Belajar dari Anak Kecil

Sungguh diluar dugaan kami, saat kamu mengutarakan niat untuk belajar di pondok pesantren selepas sekolah dasar ini.

“Itu masih jauh Nak, kamu baru saja tamat Taman Kanak-Kanak.” Aku mengucapkannya sambil tersenyum, walaupun sebenarnya kaget dengan permintaannya.

“Ya Bu, pokoknya Amirah harus mondok nanti,” kata anakku dengan tegas.

Keinginannya untuk belajar di pondok datang dari dirinya sendiri. Mungkin didorong juga oleh suasana agamis yang selalu ku upayakan melingkupi kesehariannya. Dia masuk di taman kanak-kanak yang islami. Tentu saja pelajaran dan pengenalan tentang Islam mendapat porsi besar bagi murid-muridnya. Tugas dari sekolah seperti mengaji dan membaca kisah-kisah Nabi dan Rasul melibatkan aku dan suami sebagai orang tuanya. 

Sungguh aku sangat bersyukur, memiliki anak yang mau menjalankan syariat agama sejak dini. Semua ini kurasakan juga sebagai sentilan dari-Nya. Terua terang, aku tak bisa mengaji dengan huruf hijaiyah walaupun waktu kecil diikutkan ibu ke TPQ (Tempat Pembelajaran Quran). Masuk usia remaja hingga dewasa dan berumah tangga, aku lebih sering membaca dari huruf latin yang menyertai ayat-ayat suci Al Qur’an. Diberi amanat anak solehah ditambah lagi rasa syukur ini semakin berlipat, karena aku mendapat jodoh yang membimbingku tentang agama dengan lebih baik.
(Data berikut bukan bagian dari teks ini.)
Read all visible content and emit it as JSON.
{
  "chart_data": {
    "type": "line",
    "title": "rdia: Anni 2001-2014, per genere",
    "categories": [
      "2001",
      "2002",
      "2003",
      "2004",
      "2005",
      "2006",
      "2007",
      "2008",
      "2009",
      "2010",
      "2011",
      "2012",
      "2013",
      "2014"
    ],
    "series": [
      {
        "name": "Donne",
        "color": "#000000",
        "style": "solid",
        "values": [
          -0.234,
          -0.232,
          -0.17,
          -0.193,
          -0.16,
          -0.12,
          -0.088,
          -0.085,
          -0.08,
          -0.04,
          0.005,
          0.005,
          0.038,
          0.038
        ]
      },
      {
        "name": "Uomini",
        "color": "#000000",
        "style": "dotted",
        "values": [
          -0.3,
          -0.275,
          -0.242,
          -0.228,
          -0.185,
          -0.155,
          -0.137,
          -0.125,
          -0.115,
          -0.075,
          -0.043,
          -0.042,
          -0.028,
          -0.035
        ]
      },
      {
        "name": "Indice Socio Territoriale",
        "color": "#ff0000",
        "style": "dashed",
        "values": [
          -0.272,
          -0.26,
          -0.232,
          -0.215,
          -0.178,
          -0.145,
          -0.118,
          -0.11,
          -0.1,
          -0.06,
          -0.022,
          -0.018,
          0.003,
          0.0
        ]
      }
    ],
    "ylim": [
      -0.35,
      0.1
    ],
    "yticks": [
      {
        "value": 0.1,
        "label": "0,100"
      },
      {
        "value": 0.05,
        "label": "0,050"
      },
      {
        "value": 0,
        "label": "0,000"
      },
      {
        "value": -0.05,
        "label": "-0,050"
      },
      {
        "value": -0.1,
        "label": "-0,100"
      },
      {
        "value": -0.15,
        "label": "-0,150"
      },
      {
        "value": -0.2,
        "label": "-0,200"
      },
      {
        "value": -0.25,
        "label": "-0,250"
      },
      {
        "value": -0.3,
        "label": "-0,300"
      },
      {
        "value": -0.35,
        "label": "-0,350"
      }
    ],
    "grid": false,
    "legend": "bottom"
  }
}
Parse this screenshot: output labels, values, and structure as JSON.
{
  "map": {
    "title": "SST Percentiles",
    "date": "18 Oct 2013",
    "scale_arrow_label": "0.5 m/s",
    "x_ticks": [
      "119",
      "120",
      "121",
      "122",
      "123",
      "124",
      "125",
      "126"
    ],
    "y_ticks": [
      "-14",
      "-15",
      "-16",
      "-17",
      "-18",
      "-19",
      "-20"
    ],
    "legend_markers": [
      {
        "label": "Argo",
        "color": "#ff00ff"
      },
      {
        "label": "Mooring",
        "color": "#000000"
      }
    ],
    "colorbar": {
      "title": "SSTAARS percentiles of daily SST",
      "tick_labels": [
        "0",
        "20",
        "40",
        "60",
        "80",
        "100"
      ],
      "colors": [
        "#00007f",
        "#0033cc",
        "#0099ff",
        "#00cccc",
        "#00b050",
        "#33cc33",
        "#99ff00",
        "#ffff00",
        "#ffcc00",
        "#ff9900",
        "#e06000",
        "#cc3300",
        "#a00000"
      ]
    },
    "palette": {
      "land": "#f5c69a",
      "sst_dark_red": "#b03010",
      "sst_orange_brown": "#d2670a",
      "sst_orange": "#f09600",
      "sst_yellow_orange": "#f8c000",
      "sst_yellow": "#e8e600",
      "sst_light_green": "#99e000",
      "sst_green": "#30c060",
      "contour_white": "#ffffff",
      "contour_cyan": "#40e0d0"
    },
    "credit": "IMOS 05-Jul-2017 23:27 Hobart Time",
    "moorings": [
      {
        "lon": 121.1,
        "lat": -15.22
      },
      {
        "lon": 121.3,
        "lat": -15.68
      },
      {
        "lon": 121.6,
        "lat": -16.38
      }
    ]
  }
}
Di usia dini, anakku sudah menyelesaikan buku paket belajar dasar, dan kini sudah membaca langsung di Al Quran tanpa huruf latin. Suaranya lantang dengan makhroj serta tajwid yang Inshaallah benar. Subhanallah, aku emaknya harus belajar dari anak kecil. Tak perlu malu, lebih baik terlambat daripada tidak mau berusaha sama sekali. Inshaallah, ibu akan segera membaca Al Qur’an dengan huruf yang sebenarnya, walau harus terbata-bata.